Annoncée dès 2002 et supposée opérationnelle à partir de 2015, la base de Gangjeong doit pouvoir accueillir une vingtaine de navires de guerres (coréens principalement mais américains aussi) dont des sous-marins, des porte-avions et des navires anti-missiles pour un coût total qui avoisine le milliard de dollars. Dans une région qui apparaît depuis plusieurs années comme le principal nœud de tension économique de la planète (1), l'installation militaire semble davatange tournée vers le voisin chinois que sur l'épouvantail nord-coréen, malgrè les dénégations officielles des autorités sud-coréennes.

Pour y voir plus clair, il faut se remémorer que la stratégie des Etats-Unis en Asie Pacifique, baptisée en 2011 par Obama stratégie du « pivot asiatique », consiste essentiellement à se servir des alliés japonnais (35.000 soldats présents) et coréens (30.000 soldats présents) comme fers de lance d'une politique d'endiguement aux prétentions chinoises en mer de Chine. Artère maritime vitale pour le commerce international, la région recèlerait en outre de formidables ressources pétrolières et gazières. En conséquence, l'escalade des revendications territoriales -tout récemment encore entre la Chine et le Vietnam à propos des îles Paracels et Spratlys (2) mais aussi les frictions régulières entre le Japon et la Chine au sujet des îles Senkaku/Diaoyu- incite une fois de plus les Etats-Unis à endosser le rôle du gendarme intéressé et à renforcer sa présence en Asie Pacifique.

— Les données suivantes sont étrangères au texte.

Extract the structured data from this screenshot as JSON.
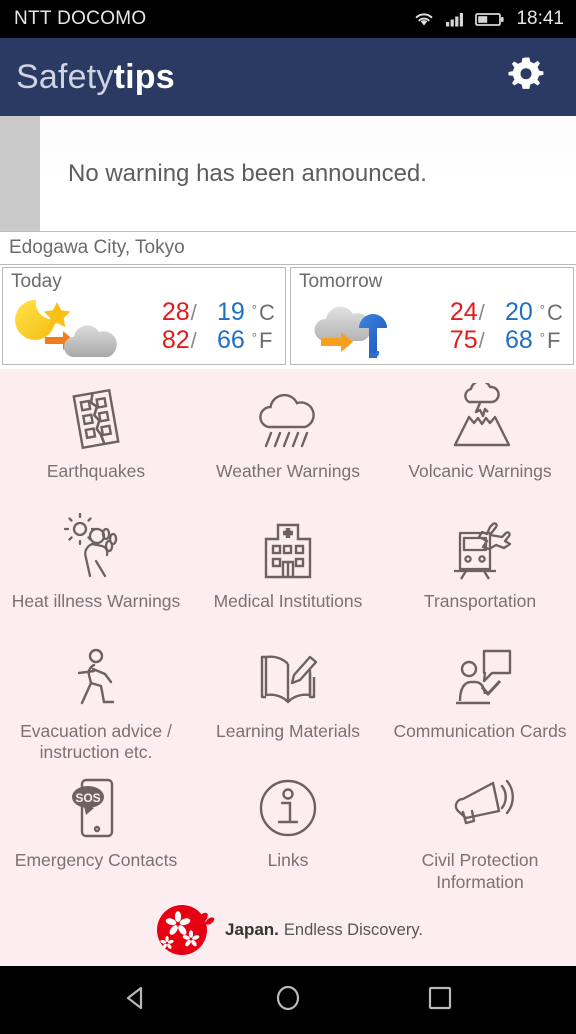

Entremêlement des revendications territoriales en mer de Chine méridionale. Source : Le Monde.

C'est ce contexte de tensions accrues qui alarme les militants pacifistes. Selon eux, la base militaire de Jeju relève plus d'une volonté américaine que d'un véritable élèment de défense nationale pour la Corée du Sud. D'ailleurs, son existence pourrait davantage exposer les habitants de l'île aux tensions et aux conflits venus de mer de Chine, plutôt que de servir à protéger réellement les résidents de Jeju...

Pas de base militaire sur « l'île de la paix »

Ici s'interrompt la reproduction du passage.